Friday, June 01, 2012

Can you trust EOL?

There's a recent thread on the Encyclopedia of Life concerning erroneous images for the crab Leptograpsus. This is a crab I used to chase around rooks on stormy west-coast beaches near Auckland, so I was a little surprised to see the EOL page for Leptograpsus looks like this:

Leptograpsus

The name and classification is the crab, but the image is of a fish (Lethrinus variegatus). Perhaps at some point in aggregating the images the two taxa, which share the abbreviated name "L.variegatus" got mixed up.

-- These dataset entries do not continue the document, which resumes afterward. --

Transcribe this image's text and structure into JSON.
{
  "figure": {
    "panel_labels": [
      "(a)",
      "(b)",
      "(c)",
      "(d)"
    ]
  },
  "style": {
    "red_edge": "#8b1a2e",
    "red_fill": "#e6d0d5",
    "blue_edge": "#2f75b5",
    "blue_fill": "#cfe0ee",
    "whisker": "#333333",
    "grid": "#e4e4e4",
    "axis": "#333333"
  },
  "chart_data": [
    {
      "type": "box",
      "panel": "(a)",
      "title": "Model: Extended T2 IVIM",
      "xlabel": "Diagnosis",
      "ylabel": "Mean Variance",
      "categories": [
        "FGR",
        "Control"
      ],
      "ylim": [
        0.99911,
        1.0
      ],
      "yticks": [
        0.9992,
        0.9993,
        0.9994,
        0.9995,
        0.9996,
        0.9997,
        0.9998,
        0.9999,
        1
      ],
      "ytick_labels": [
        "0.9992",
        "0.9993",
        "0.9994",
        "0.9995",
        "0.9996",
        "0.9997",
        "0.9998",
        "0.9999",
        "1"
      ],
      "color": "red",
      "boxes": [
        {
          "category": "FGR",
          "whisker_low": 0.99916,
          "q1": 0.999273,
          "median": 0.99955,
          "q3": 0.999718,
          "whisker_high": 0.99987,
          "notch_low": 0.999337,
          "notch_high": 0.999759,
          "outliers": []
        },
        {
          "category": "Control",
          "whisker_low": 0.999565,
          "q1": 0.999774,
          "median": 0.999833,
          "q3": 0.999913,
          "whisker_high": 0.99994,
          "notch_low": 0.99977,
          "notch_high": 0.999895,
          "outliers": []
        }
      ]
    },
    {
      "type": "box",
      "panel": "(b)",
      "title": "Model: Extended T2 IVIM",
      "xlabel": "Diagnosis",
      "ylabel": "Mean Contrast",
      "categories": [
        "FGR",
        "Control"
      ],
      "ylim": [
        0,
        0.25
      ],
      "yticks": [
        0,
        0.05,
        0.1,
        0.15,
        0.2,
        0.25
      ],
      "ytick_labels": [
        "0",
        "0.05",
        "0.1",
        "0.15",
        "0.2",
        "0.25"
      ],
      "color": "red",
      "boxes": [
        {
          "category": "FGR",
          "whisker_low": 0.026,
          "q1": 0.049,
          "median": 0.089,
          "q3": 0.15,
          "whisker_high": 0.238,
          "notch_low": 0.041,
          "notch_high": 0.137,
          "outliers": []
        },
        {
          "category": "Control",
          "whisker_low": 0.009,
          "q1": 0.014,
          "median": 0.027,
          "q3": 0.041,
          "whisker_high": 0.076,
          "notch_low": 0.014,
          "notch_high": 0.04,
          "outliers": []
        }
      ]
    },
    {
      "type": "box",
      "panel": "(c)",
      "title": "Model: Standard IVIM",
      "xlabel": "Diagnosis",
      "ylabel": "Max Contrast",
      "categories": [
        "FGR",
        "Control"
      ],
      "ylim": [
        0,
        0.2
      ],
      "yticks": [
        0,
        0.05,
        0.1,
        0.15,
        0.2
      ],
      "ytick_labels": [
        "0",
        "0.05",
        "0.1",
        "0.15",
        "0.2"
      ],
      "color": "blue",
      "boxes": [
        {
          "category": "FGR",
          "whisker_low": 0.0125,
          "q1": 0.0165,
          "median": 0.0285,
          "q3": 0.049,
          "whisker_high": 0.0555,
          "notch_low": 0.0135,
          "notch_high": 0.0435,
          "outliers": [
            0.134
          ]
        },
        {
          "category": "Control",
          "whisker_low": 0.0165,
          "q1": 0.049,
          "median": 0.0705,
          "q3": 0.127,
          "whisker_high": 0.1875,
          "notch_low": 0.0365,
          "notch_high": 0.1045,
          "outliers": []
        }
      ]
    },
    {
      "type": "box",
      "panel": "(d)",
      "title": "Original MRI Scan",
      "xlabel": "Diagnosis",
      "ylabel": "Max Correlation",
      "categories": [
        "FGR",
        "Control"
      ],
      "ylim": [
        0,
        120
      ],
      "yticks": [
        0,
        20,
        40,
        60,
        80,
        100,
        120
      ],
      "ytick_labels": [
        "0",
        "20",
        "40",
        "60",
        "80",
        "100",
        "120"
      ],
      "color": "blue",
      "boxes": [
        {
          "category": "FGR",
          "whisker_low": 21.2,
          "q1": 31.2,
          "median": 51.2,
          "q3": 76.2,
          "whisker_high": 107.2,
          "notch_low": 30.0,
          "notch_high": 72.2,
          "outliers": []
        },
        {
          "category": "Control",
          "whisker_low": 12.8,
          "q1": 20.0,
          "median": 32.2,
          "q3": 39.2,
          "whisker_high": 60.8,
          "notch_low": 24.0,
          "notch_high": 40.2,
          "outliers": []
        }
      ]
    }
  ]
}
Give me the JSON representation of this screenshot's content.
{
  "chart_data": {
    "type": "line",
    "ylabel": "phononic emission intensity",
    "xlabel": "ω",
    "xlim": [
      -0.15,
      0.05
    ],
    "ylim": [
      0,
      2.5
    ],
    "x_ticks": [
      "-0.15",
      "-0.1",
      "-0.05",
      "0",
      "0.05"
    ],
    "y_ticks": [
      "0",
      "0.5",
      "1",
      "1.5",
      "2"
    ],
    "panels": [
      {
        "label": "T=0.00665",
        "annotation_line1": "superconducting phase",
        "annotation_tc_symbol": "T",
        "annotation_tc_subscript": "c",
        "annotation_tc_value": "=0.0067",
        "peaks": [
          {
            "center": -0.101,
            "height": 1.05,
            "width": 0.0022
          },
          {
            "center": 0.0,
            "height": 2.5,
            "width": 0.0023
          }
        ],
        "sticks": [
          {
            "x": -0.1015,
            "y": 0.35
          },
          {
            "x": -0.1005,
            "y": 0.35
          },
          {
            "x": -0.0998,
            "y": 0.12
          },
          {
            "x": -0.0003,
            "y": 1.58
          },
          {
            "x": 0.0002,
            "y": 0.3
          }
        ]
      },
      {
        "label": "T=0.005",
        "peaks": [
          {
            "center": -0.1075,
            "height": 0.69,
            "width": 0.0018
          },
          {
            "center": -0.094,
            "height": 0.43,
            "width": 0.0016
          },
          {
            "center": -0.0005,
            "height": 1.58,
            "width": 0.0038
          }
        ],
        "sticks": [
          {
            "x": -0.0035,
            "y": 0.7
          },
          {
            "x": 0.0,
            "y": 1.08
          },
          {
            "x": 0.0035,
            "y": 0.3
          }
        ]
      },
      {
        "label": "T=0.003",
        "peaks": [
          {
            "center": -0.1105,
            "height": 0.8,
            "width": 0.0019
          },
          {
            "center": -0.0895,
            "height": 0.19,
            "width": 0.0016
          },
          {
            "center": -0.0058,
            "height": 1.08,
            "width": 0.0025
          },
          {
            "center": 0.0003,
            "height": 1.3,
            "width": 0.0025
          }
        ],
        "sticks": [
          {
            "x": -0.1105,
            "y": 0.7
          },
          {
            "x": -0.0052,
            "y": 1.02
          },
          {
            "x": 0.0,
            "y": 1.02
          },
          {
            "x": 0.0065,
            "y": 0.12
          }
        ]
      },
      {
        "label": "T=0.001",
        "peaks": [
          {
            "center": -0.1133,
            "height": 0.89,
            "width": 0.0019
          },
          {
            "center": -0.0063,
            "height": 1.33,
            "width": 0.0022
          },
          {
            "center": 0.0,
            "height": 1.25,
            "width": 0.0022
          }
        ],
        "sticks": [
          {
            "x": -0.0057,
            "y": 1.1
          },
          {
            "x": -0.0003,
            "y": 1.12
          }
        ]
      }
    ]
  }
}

Now, errors like this are bound to happen in a project the size of EOL, and EOL has some pretty active efforts to clean up errors (e.g., the Homonym Hunters). But what bothers me about this example is the prominent label Trusted that appears below the image. If I look at all the images for Leptograpsus on EOL, I see "trusted" images for fish. All images of the crab (i.e., the real Leptograpsus) are labelled "unreviewed" and implicitly "untrusted":

Leptograpsus2

If you are going to claim something is "trusted" you need to be very careful. The images of the fish may well come from a trusted source (FishBase), and FishBase's assertion that the image is of Lethrinus variegatus may well be "trusted", but I certainly can't trust the assertion made by EOL that this image depicts a crab.

In this example the error is easy to spot (if you know that crabs and fish are different), but what if the error was more subtle? Or what if you are using EOL's API and explicitly asking for only content you can trust? Then you get the fish images (see https://gist.github.com/2850321).

If I can't trusted "trusted" then EOL has a problem. One way forward is to unpack the notion of "trust" and make sure the user knows what "trusted" means. In this case there are at least two assertions being made:
  1. This image is of a fish (made by FishBase)
  2. This image is of a crab (made by EOL)

EOL needs to make clear what assertions are being made, and which ones it is stating can be "trusted". Ideally it also needs to move away from blanket assertions of "trusted" versus not trusted, because that's far too coarse (just because FishBase knows about fish I'm not sure I'm going to put equal trust that every image it contains has been correctly identified). Trust is something that is conferred by users and acquired over time, not something to be simply asserted.